All go at Takapoto

Takapoto Estate Showjumping attracted 432 horses and 239 riders earlier this month. Pictured is Catherine Cameron riding Charlton Bazaar. Photo – Cheleken Photography.

A glamorous new equestrian event created by philanthropic local couple Mitch and Kate Plaw looks set to stay following its successful launch in Cambridge this month.

The event, Takapoto Estate Showjumping, has been heralded as “the dawn of a new era for show jumping in New Zealand”.

It took place at the Plaw family’s 600-acre property, Takapoto Estate, on the shores of Lake Karapiro near Finlay Park Adventure Camp, where guests arrived to enjoy four days of upmarket hospitality and top-level competition.

With around $70,000 in prize money up for grabs, the event attracted 432 horses and 239 riders – and global media attention.

“Since the show we’ve managed to get coverage in an American website and a French magazine, and the reach was also throughout Germany as well, so we had really amazing exposure around the world,” said show director Jaime Campbell.

“I think our Facebook pages the first week had 56,300 views and the next week was still 52,000 views – it just went absolutely insane.”

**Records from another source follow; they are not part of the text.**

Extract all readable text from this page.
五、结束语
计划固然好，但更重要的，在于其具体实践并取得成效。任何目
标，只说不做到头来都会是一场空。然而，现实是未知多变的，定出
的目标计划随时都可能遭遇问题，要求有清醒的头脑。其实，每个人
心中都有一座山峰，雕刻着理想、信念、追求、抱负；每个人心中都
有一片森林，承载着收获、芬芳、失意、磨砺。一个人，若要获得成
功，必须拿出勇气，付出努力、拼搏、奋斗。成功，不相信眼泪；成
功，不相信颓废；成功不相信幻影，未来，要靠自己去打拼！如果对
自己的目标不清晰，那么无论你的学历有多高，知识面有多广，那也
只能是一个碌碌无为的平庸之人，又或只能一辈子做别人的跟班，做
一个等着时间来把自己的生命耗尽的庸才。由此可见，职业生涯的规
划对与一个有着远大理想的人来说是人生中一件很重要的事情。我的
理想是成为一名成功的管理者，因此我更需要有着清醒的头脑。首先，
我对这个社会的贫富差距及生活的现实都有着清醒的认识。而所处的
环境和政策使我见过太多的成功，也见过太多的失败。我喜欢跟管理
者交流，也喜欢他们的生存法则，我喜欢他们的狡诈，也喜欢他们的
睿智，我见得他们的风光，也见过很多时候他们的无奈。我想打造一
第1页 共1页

Campbell said the event’s creators, Cambridge couple Mitch and Kate Plaw, were “really into backing sport” and had sponsored the Black Sticks hockey team, Olympic rowing duo Hamish Bond and Eric Murray, and Cambridge’s Avantidrome cycling centre.

“They really know what it takes – they’ve worked with some incredible people – to get to the top in the sport,” she said.

Campbell, who has ridden and trained in Europe, said the event was about lifting the standard of New Zealand show jumping and taking the sport to a new level.

“A lot of places in New Zealand don’t have facilities that have great footing or great stabling or great jumps, so our idea was to create a similar experience to what riders have in Europe,” she said.

The Takapoto team employed one of the country’s best course designers, imported special lightweight gear from Europe, and used carefully placed sprinklers to ensure correct footing, Campbell said.

It also targeted the corporate business community with top notch hospitality.

“We wanted to make it similar to what you’d experience if you went to the polo,” said Campbell, who ran Auckland’s Karaka Spectacular show two years ago.

The Plaws are planning to build on the success of this year’s event, expanding it from one week to two in 2019 and beefing up prize money.

Approaches about incorporating other disciplines – show hunter, dressage and eventing – in future are being considered.

But right now, the focus was on “finishing a few things on the property” and installing “a lot more infrastructure” in preparation for next year, Campbell said.

“It’s just basically trying to grow the event to the next level.”

Historic riders in attendance…

Amongst those competing at this year’s Takapoto Estate Showjumping competition were Cambridge equestrian star Sam McIntosh and her New Zealand teammates Bruce Goodin, Richard Gardner and Daniel Meech, who made history by winning this year’s first show jumping FEI Nations Cup event in the United Arab Emirates in February.
McIntosh is currently living in southern France and building up a team of horses for five-star shows with the Plaws’ help.
“It was a short trip back to New Zealand for me to be a part of the very first Takapoto Estate show, but not one I would have missed for the world,” McIntosh said.
“To see how the show went from being paddocks one year ago to a world class competition complex now was just astounding.”
McIntosh, 42, grew up in Cambridge and still considers it home.
“This is huge for NZ and a vital step in the preparation for the World Equestrian Games in Tryon in September.”